Seine merkwürdige Stellung fiel mir auf. Auf jeder Seite des Achterdecks und dicht an den Bagientauen war ein Loch von einem halben Zoll Weite in die Schiffsplanke eingebohrt. Mit dem künstlichen Bein stand er in dem Loch, streckte einen Arm hoch und hielt sich an einem Haken fest. Er stand aufrecht da und sah über den auf- und abwogenden Bug in die Ferne. Aus seinem Blick sprach eine unerschrockene Tapferkeit und ein fester Wille, der sich durch nichts beugen ließ. Er sprach kein Wort. Auch sagten die Offiziere kein Wort zu ihm, wenn auch in ihren kleinsten Bewegungen und in den Falten ihres Gesichts das peinliche Gefühl zum Ausdruck kam, daß das unruhige Auge des Herrn auf ihnen ruhte. Der schwermütige Ahab stand mit der namenlosen Würde eines unsäglichen Wehs, das mit königlicher Haltung ertragen wurde.

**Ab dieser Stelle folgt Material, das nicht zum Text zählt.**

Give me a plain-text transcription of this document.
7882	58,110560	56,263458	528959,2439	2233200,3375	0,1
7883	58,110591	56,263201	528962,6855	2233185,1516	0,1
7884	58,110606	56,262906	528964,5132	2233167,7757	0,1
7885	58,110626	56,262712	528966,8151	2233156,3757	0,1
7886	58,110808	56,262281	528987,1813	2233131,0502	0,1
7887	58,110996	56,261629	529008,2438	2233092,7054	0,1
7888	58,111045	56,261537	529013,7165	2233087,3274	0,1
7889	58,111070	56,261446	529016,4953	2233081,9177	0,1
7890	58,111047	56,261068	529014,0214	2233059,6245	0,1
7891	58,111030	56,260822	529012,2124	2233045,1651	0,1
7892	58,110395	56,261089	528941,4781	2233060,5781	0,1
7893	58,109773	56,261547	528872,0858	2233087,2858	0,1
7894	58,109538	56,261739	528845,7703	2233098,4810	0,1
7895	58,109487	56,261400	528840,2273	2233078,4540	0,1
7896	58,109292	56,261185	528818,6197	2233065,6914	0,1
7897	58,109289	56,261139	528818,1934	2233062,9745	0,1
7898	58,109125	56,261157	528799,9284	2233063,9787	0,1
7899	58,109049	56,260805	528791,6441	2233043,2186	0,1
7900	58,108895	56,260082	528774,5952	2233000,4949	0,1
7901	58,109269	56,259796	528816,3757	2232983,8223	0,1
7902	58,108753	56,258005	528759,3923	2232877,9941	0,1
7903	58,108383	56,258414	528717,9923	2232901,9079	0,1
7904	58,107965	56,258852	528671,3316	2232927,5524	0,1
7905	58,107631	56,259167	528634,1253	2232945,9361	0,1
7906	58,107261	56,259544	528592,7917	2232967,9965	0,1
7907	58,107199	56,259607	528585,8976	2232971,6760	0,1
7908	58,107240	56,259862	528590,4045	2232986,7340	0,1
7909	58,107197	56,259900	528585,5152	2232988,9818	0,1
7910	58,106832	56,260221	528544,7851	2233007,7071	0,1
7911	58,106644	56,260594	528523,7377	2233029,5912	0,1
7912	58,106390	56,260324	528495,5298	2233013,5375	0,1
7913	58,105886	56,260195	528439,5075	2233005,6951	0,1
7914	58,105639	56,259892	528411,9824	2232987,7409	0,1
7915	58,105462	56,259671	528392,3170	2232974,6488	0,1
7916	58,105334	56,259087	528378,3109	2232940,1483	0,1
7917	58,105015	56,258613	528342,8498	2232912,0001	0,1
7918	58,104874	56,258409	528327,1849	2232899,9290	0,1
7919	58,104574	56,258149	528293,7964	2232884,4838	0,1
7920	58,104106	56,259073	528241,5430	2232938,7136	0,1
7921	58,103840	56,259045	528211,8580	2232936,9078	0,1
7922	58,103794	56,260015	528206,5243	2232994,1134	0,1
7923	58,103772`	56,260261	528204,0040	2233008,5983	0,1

Bald darauf zog er sich nach seinem ersten Besuch in der freien Luft wieder in die Schiffskabine zurück. Aber nach diesem Morgen zeigte er sich jeden Tag der Mannschaft. Er stand entweder an der bestimmten Stelle oder saß auf seinem Schemel aus Walfischbein. Manchmal ging er auch mit seinem schweren Schritt auf dem Deck herum. Als der Himmel sich aufklärte und weniger schwermütig aussah, wurde er mehr und mehr ein Einsiedler, als ob der bleiche Schein des Winters ihn auf der See abgesondert hätte. Und so geschah es nach und nach, daß er fast immer draußen war. Aber was er sagte oder was er auf Deck tat, auf dem schließlich die Sonne leuchtete, schien keinen besonderen Sinn zu haben. Der »Pequod« machte jetzt nur eine Überfahrt, er war noch nicht auf einer richtigen Kreuzerfahrt. Den Maaten waren fast alle Vorbereitungen zur Walfischjagd überlassen. Für den Kapitän Ahab war also nichts zu tun, auch brauchte er nichts zu befehlen. So hingen denn die Wolken auf der Stirn des Kapitäns, Schicht auf Schicht, so wie sich die Wolken immer den höchsten Gipfel aussuchen.

Trotzdem schien das eindrucksvolle, warme, heitere Ferienwetter, in das wir kamen, ihn allmählich aus seiner Schwermut aufzurütteln. Wenn der April und der Mai wie zwei rotbäckige, tanzende Mädchen in die winterlichen, griesgrämigen Wälder kommen, so wird auch schließlich die alte, rauhe, von Blitzen heimgesuchte Eiche einige grüne Sprößlinge treiben, um den lustigen Besuch willkommen zu heißen. So reagierte auch Ahab schließlich ein wenig auf das lustige Treiben der jungfräulichen Lüfte. Mehr als einmal leuchtete sein Blick auf, und bei einem anderen würde auf demselben Gesicht ein Lächeln sichtbar geworden sein.